Une des particularités du style de Boulgakov est l'emploi d'onomatopées dans son récit. C'est fait de façon très convaincante. Voilà par exemple le début de Coeur de chien :
   Ouah-ou-ou-ou-ou-Ouah-ou-Ouah-ou ! Oh ! Jetez un oeil sur moi, je me meurs. Sous le porche, la tempête rugit la prière des agonisants, et je hurle avec elle. Je suis fichu, complètement fichu.

Coeur de chien, traduction de Janine Lévy, Kiosque Flammarion.
Je pense aussi à Morphine, ce texte terrible où la parole est peu à peu rongée par le silence :
   Je n'en pouvais plus. Alors j'ai pris ma seringue et je me suis fait une piqûre. Un soupir. Encore un soupir.
   Ça va mieux... Le revoilà, ce petit froid mentholé au creux de l'estomac... Trois seringues à trois pour cent. Cela me suffira jusqu'à minuit...

Morphine, traduction de Marianne Gourg, Points Seuil.
Une autre force du style de Boulgakov est sa maîtrise des changements de point de vue. Dans Coeur de chien, le premier chapitre est écrit selon le point de vue du chien, ce qui n'est déjà pas facile. Ensuite, on change de point de vue, on passe dans le monde des hommes. Ce premier chapitre n'est pas du tout essentiel pour comprendre la suite, et pourtant il donne toute sa force et toute son ambigüité à la nouvelle. On se souvient que cette ordure de Charikov a été le pauvre chien Charik, les deux images se superposent et modifient notre perception. Aussi, toujours sur la technique du point de vue, regardez comment il décrit le siège de Kiev dans La Garde Blanche.

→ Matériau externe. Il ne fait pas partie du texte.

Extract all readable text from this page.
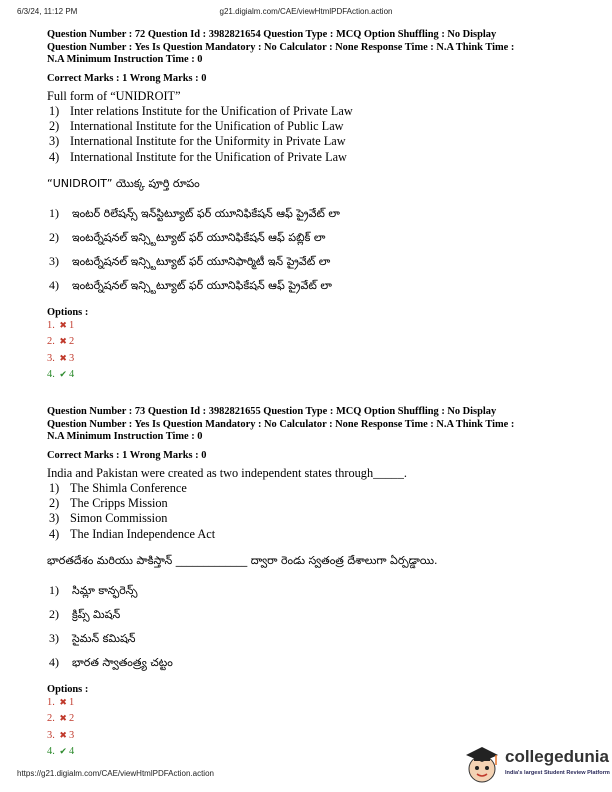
6/3/24, 11:12 PM	g21.digialm.com/CAE/viewHtmlPDFAction.action
Question Number : 72 Question Id : 3982821654 Question Type : MCQ Option Shuffling : No Display
Question Number : Yes Is Question Mandatory : No Calculator : None Response Time : N.A Think Time :
N.A Minimum Instruction Time : 0
Correct Marks : 1 Wrong Marks : 0
Full form of “UNIDROIT”
1) Inter relations Institute for the Unification of Private Law
2) International Institute for the Unification of Public Law
3) International Institute for the Uniformity in Private Law
4) International Institute for the Unification of Private Law
“UNIDROIT” యొక్క పూర్తి రూపం
1) ఇంటర్ రిలేషన్స్ ఇన్‌స్టిట్యూట్ ఫర్ యూనిఫికేషన్ ఆఫ్ ప్రైవేట్ లా
2) ఇంటర్నేషనల్ ఇన్స్టిట్యూట్ ఫర్ యూనిఫికేషన్ ఆఫ్ పబ్లిక్ లా
3) ఇంటర్నేషనల్ ఇన్స్టిట్యూట్ ఫర్ యూనిఫార్మిటీ ఇన్ ప్రైవేట్ లా
4) ఇంటర్నేషనల్ ఇన్స్టిట్యూట్ ఫర్ యూనిఫికేషన్ ఆఫ్ ప్రైవేట్ లా
Options :
1. ✖ 1
2. ✖ 2
3. ✖ 3
4. ✔ 4
Question Number : 73 Question Id : 3982821655 Question Type : MCQ Option Shuffling : No Display
Question Number : Yes Is Question Mandatory : No Calculator : None Response Time : N.A Think Time :
N.A Minimum Instruction Time : 0
Correct Marks : 1 Wrong Marks : 0
India and Pakistan were created as two independent states through_____.
1) The Shimla Conference
2) The Cripps Mission
3) Simon Commission
4) The Indian Independence Act
భారతదేశం మరియు పాకిస్తాన్ _____________ ద్వారా రెండు స్వతంత్ర దేశాలుగా ఏర్పడ్డాయి.
1) సిమ్లా కాన్ఫరెన్స్
2) క్రిప్స్ మిషన్
3) సైమన్ కమిషన్
4) భారత స్వాతంత్ర్య చట్టం
Options :
1. ✖ 1
2. ✖ 2
3. ✖ 3
4. ✔ 4
https://g21.digialm.com/CAE/viewHtmlPDFAction.action
collegedunia
India's largest Student Review Platform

On passe d'une vision globale à celle d'un seul personnage, on change de personnage, on passe de l'action à la réflexion... Je ne connais personne (sauf peut-être au cinéma) qui soit capable de rendre l'impression d'une bataille avec une telle force.

Une chose dont je n'ai pas envie de parler, c'est bien des relations de Boulgakov avec le pouvoir communiste.

S.C.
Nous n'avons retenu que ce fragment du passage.